11 Responses to Things to Watch Out For When Buying a Car On Finance

  1. All great tips! Buying a car can be a real hassle and it pays, literally, to do your homework. We bought our last car four years ago and did our homework beforehand and had a nice down payment. This allowed us to go in with the opportunity to make an informed decision when financing came up.

  2. I paid cash for my vehicle when I moved to Canada but I sure did have to do my homework. I wasn’t familiar with all the vehicles in Canada so I read up on the one’s I was interested in and paid it in cash. If I had to finance one I would have done the same thing. There’s no sense buying something so costly going in with your eyes shut.

  3. My Wealth Desire says:

    Wonderful tips! If you don’t mind, can I add terms of warranty of the cars. Is that 3 or 5 years warranty and what is the coverage? I think warranty is financially helpful especially after 3 years of the car, some engine or mechanical problems will come out.

  4. Alexa says:

    When I bought my car four years ago the salesman was trying to get me to finance with a 20% interest rate!! I got sick of his pushiness, I went to a local car lot got a better price and a much much better rate through a local bank. Definitely worth it to do homework. You don’t want to buy a car on impulse.

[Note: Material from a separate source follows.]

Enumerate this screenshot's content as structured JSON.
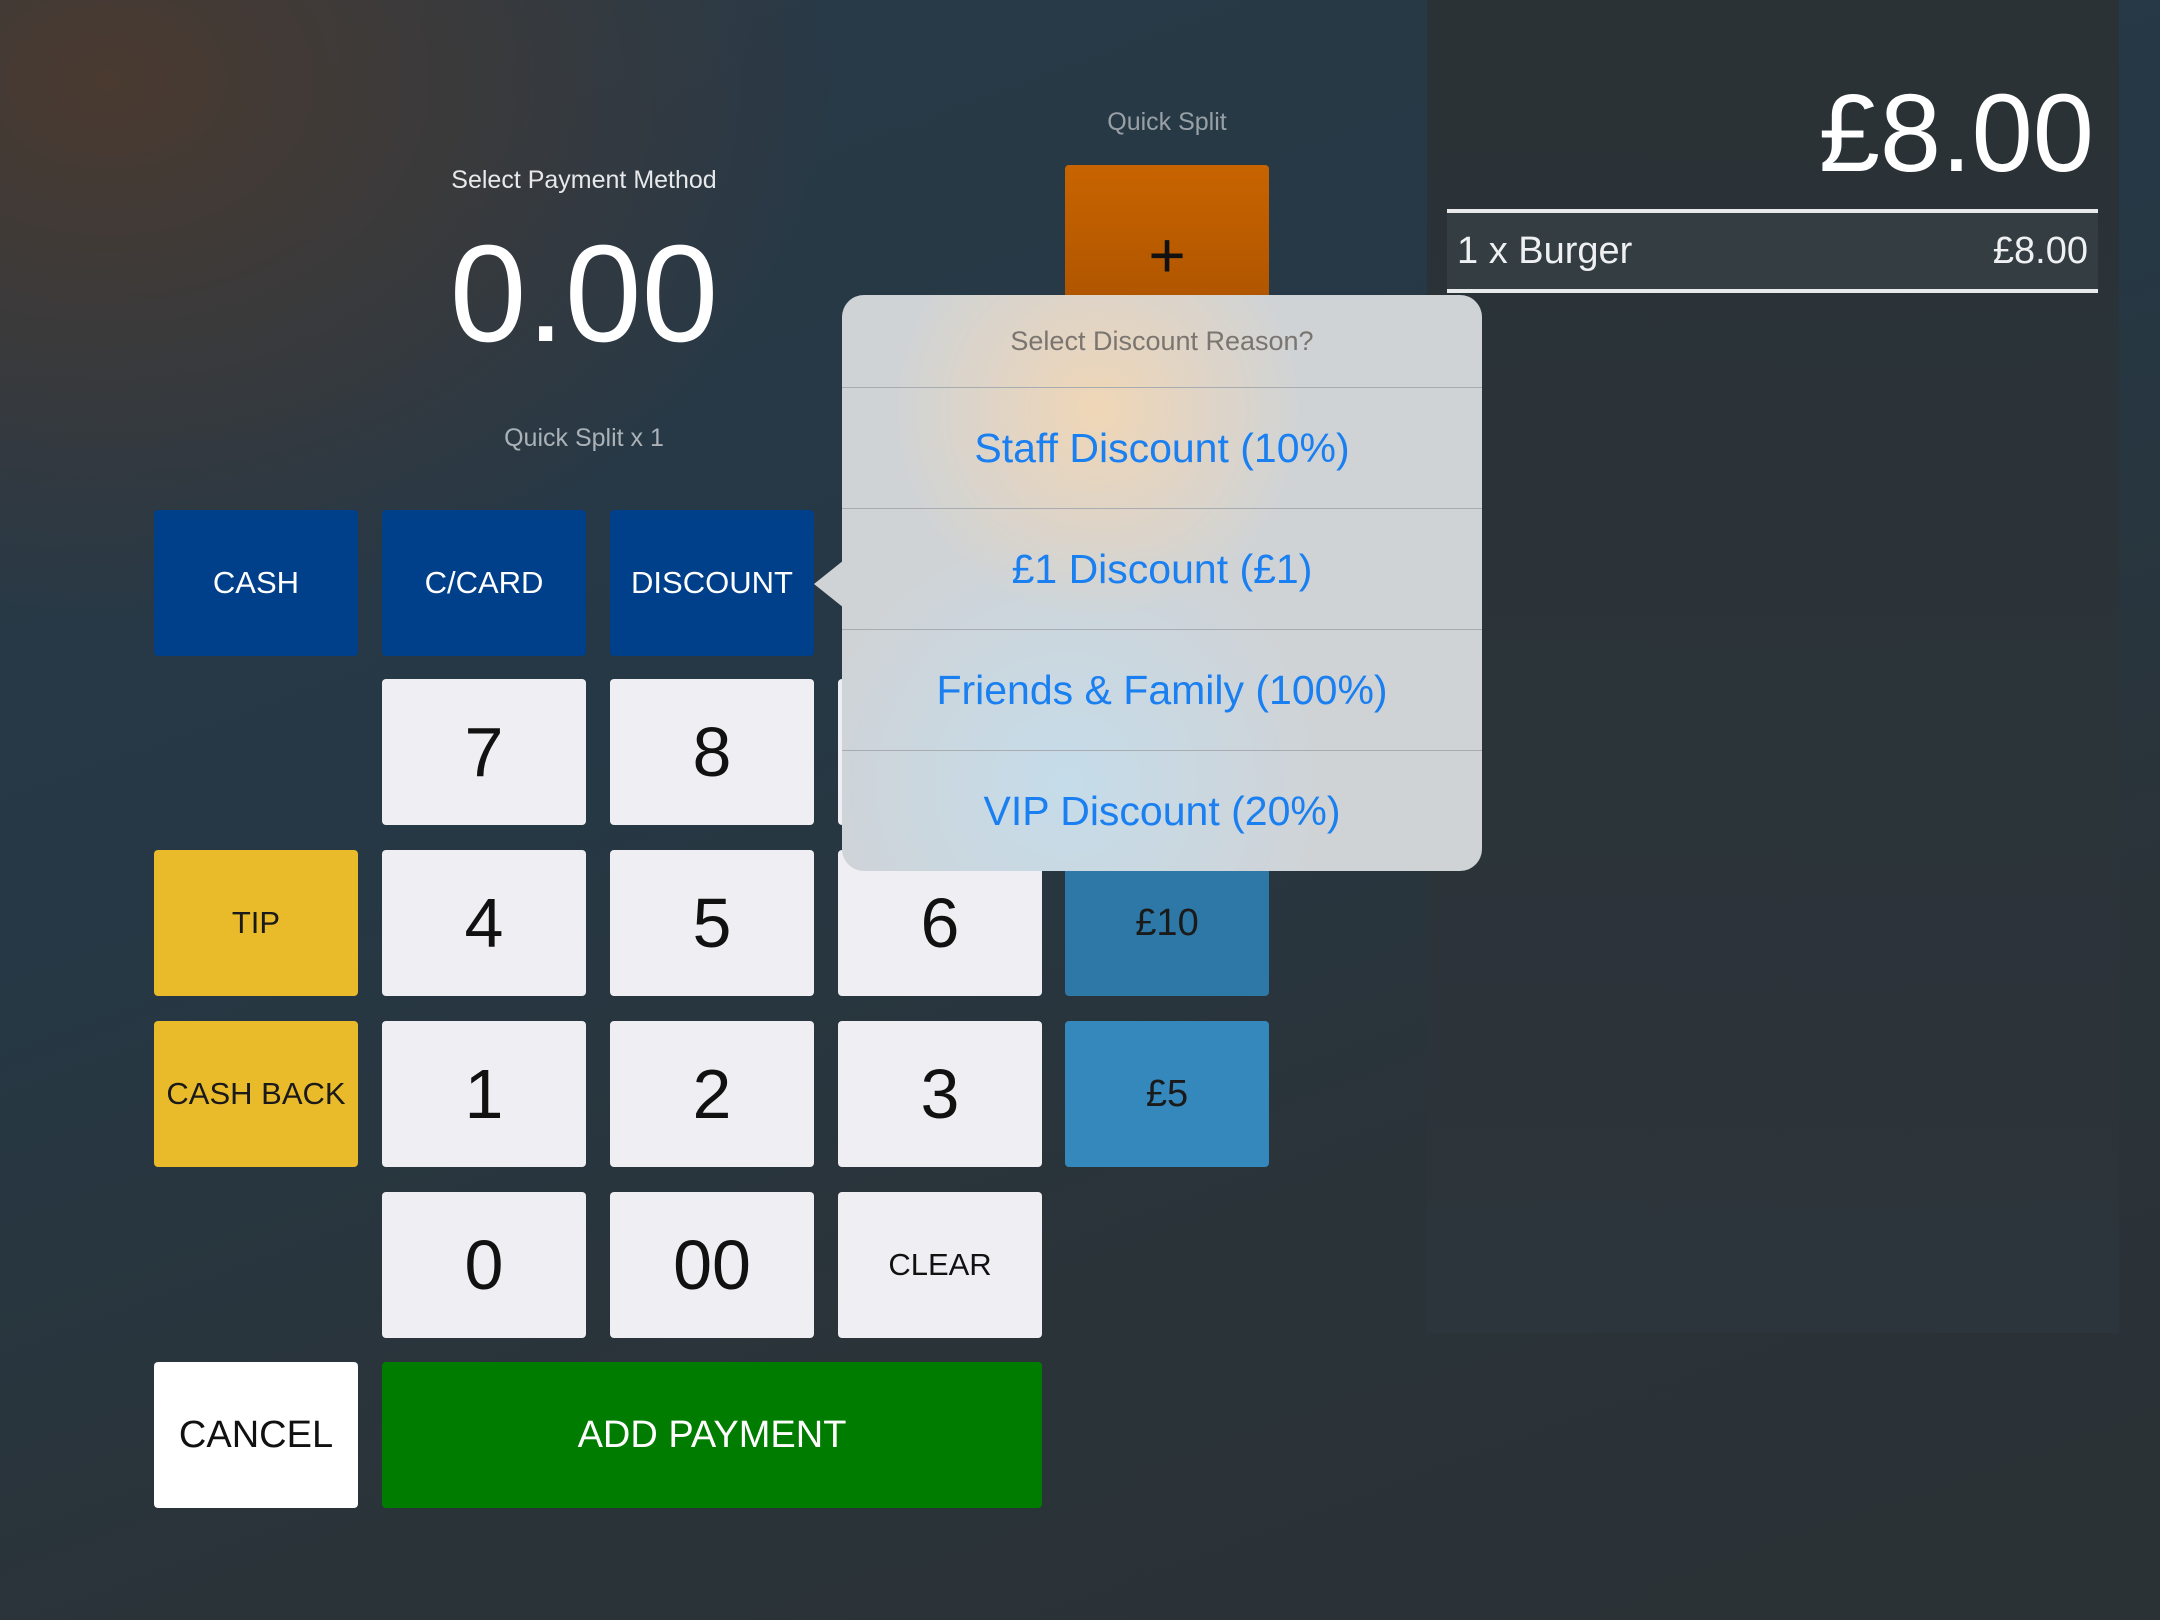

    • I agree Alexa, with a bank loan you usually know where you’re at. With finance agreements there can be so many things hidden in the small print to give you a headache a couple of years down the line! Thanks for the comment.

  5. Matt says:

    Lately, I’ve spent a bit too much time underneath my car repairing things, and why do things always break or fall off when it’s snowing???
    Needless to say, although I have the mechanic’s skills to run a car cheaply, I am going to be spending a bit more on our next one, so I’ve started budgeting a year in advance, as that’s when the next MoT is due, and it should have done 170,000 miles by then.
    I figure if I start saving and planning now, it’ll be easier on the pocket then, with or without finance.

    • I spent years battling with old cars and got sick of them breaking down all the time so I went for something a bit newer. It’s a horrible feeling walking out of the door each morning wondering if your car will start. It was also costing me money because I was self employed and needed a working vehilcle to be able to earn money.

  6. Luana says:

    Going with the car dealer’s loan offer or big bank isn’t the only way to secure a car loan. A community credit union generally offers lower rates and is more sympathetic to borrowers with lackluster credit history.